Saturday, July 19, 2008

Reading report

Last week I attended my second meeting of the book group. The circle of readers had shrunk to seven women plus the gracious facilitator. This time I came prepared to discuss what I’d read the previous month, including specifics as to whether or not I liked the title and why.

I’ve had friends who read more than I do. By my own standards, I’m a moderate, but enthusiastic, reader, reading two or three books a week. I read for entertainment and education with a rough sixty/forty split with entertainment winning the larger share. The others attending the July meeting were all the two to three books a month variety of readers.

Since I’ve led a sheltered life, mostly hanging out with other romance writers, I’m easily shocked. But I was flabbergasted by the realization that none of my fellow members read romance. I read other genres, but I do favor romance both professionally and personally.

The tasteful members had read--literature, the latest Stephanie Meyer (which is young-adult-tender-paranormal romance an odd exception to the romance ban), mysteries both cozy and gritty, non-fiction, thrillers, women’s fiction, but very little romance--and definitely no erotica.

The book I discussed, which launched the liveliest discussion, was a mystery that I tossed aside during chapter two, because the author failed to engage me.
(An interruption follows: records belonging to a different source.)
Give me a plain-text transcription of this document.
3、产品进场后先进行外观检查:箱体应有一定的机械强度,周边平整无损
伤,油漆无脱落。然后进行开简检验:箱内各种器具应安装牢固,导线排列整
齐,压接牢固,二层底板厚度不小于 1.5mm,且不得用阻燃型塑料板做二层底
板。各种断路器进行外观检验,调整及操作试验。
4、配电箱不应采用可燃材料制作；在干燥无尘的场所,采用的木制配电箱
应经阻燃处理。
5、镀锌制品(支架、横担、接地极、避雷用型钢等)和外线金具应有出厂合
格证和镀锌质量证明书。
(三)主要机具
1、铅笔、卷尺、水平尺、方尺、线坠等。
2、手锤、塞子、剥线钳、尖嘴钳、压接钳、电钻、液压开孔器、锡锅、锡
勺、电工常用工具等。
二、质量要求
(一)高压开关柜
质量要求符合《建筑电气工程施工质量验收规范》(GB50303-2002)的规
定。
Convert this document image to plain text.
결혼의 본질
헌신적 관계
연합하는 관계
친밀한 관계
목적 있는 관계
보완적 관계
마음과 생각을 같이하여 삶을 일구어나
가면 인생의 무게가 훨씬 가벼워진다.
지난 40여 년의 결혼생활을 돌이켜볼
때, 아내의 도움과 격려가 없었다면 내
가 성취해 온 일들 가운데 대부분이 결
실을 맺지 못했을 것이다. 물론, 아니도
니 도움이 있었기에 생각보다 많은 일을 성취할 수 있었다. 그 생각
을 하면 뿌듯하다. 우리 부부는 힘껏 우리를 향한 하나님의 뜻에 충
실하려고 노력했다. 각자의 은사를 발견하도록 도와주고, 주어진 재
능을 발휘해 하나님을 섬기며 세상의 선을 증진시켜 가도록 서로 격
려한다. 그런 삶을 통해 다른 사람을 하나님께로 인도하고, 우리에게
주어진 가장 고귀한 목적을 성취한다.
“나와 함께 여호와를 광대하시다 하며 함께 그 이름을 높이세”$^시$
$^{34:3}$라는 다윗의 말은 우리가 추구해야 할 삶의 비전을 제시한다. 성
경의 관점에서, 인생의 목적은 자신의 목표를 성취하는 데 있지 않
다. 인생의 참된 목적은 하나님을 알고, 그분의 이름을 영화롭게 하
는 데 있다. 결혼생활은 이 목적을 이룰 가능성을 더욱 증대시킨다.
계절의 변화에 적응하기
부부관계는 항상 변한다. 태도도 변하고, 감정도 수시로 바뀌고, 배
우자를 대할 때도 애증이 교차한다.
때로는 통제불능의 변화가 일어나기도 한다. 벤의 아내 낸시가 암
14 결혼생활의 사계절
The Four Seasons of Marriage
This report launched an ardent defense of the writer in question. No one else had read this particular title. Eventually, the comments trickled in from quieter members, admitting they too had suffered disappointment from the same author.

If not for the gentle facilitator, I would’ve felt like a wildcat crouched in the center of a wolf pack. There was no violence. However, there were incidents of eye rolling and subversive mutterings as I reported on the month’s selections. I made no apologies for my preferences, or the romance genre, which is thriving and certainly doesn’t need me to defend it. Yet, I couldn’t help wondering, where were all the other romance readers?

Another thing surprised me, and attitude of censure toward publishing as a moneymaking sector of the economy. Presumably, real artists should be above such considerations. Perhaps, someday I’ll tell them what I do for a living.